Local independence is another IRT assumption. It is assumed that the patient’s responses to questions are not statistically related to each other, even after the latent trait is taken into consideration or statistically held constant. There are two components in local independence: the first is that only one latent trait is considered; the second is that the response to one question is not contingent on a response to another question. An example of the first problem is that the full 20-item version of the CES-D scale includes four questions that are asked in the reverse direction of the other 16 CES-D items, which can easily be misread by persons who are not attentive to the questionnaire, who have difficulty understanding the back-and-forth transition in the orientation of the items, or who are administered the questionnaire in a language which uses double negatives less than in English (e.g., in Chinese). In this situation a second latent trait related to attention, cognitive flexibility, or language could emerge in the IRT analysis.[19] The second problem in meeting the independence assumption, in which the response to one item influences the response to another item, can occur when items are very similar (e.g., CES-D items ‘People are unfriendly towards me’ and ‘I felt that people dislike me.’) In this situation similar responses to the nearly identical items will artificially inflate the scores, compromising both the reliability and validity of the measure. Options for resolving these problems include simplifying the wording of items, decreasing the number of items, and limiting the response set for items to ‘yes’ or ‘no’.

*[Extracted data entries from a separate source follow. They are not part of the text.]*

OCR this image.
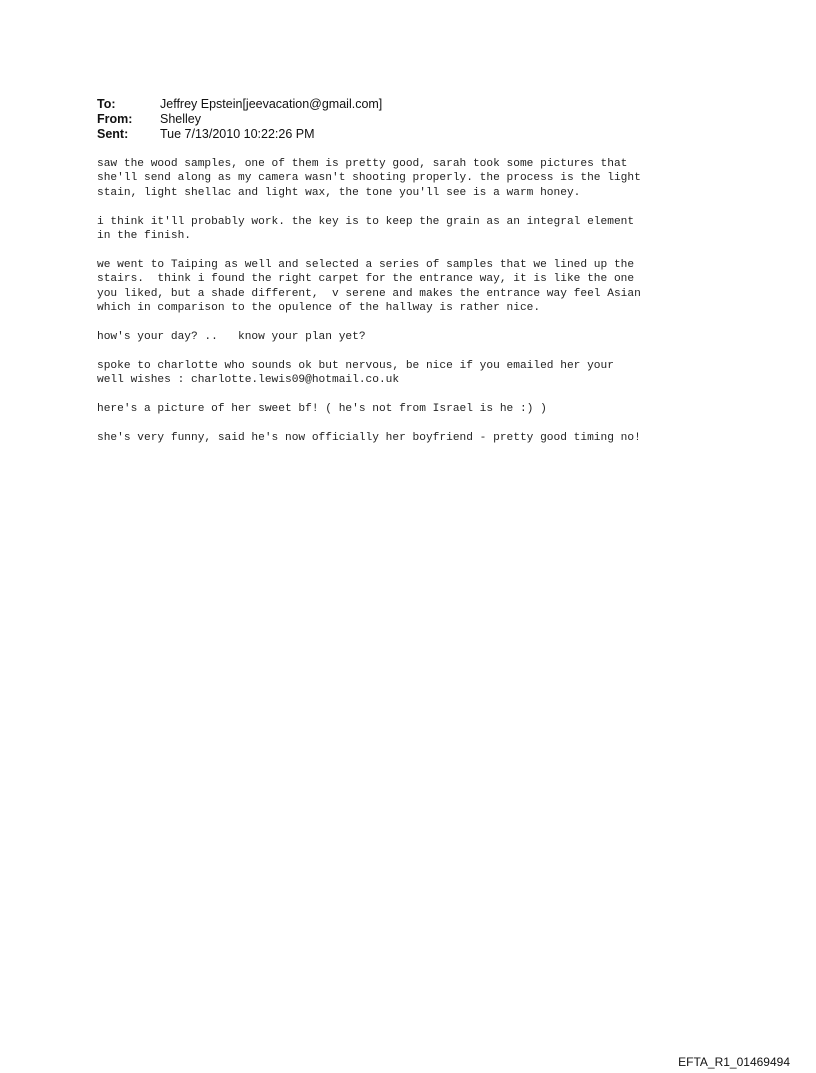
To:	Jeffrey Epstein[jeevacation@gmail.com]
From:	Shelley
Sent:	Tue 7/13/2010 10:22:26 PM

saw the wood samples, one of them is pretty good, sarah took some pictures that
she'll send along as my camera wasn't shooting properly. the process is the light
stain, light shellac and light wax, the tone you'll see is a warm honey.

i think it'll probably work. the key is to keep the grain as an integral element
in the finish.

we went to Taiping as well and selected a series of samples that we lined up the
stairs.  think i found the right carpet for the entrance way, it is like the one
you liked, but a shade different,  v serene and makes the entrance way feel Asian
which in comparison to the opulence of the hallway is rather nice.

how's your day? ..   know your plan yet?

spoke to charlotte who sounds ok but nervous, be nice if you emailed her your
well wishes : charlotte.lewis09@hotmail.co.uk

here's a picture of her sweet bf! ( he's not from Israel is he :) )

she's very funny, said he's now officially her boyfriend - pretty good timing no!

EFTA_R1_01469494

An important assumption that complements the local independence assumption is unidimensionality—only one latent trait is measured by the set of items in the scale or test. For CES-D, we assume that only depression is measured by the questions in the scale but, as described above, the four reverse-worded items could result in the emergence of another latent trait. Factor analysis can be used to determine the dimensionality (i.e., number of factors) for the item responses in a scale. If factor analysis identifies a single dimension (or factor), then the assumption of unidimensionality is met. When the IRT model satisfies the assumption of unidimensionality and local independence, the latent trait estimates are not test-dependent, and item parameters are not sample-dependent, but model-dependent, as explained in section 1.

3. Basic measurement properties for IRT

There are several specific measurement properties of items and of respondents that are estimated for scales based on IRT models.

3.1. Latent trait: theta

The unidimensional latent trait being assessed by a scale (level of depression in our example) for a certain person s is noted by the Greek symbol theta (θ_s). The transformed scale of theta has a mean of 0 and a standard deviation of 1 with an arbitrary range that will cover the latent trait that is being measured. For example, the theta for depression can range from -6 to 6, with those closer to -6 having less severe depression and those closer to 6 having more severe depression.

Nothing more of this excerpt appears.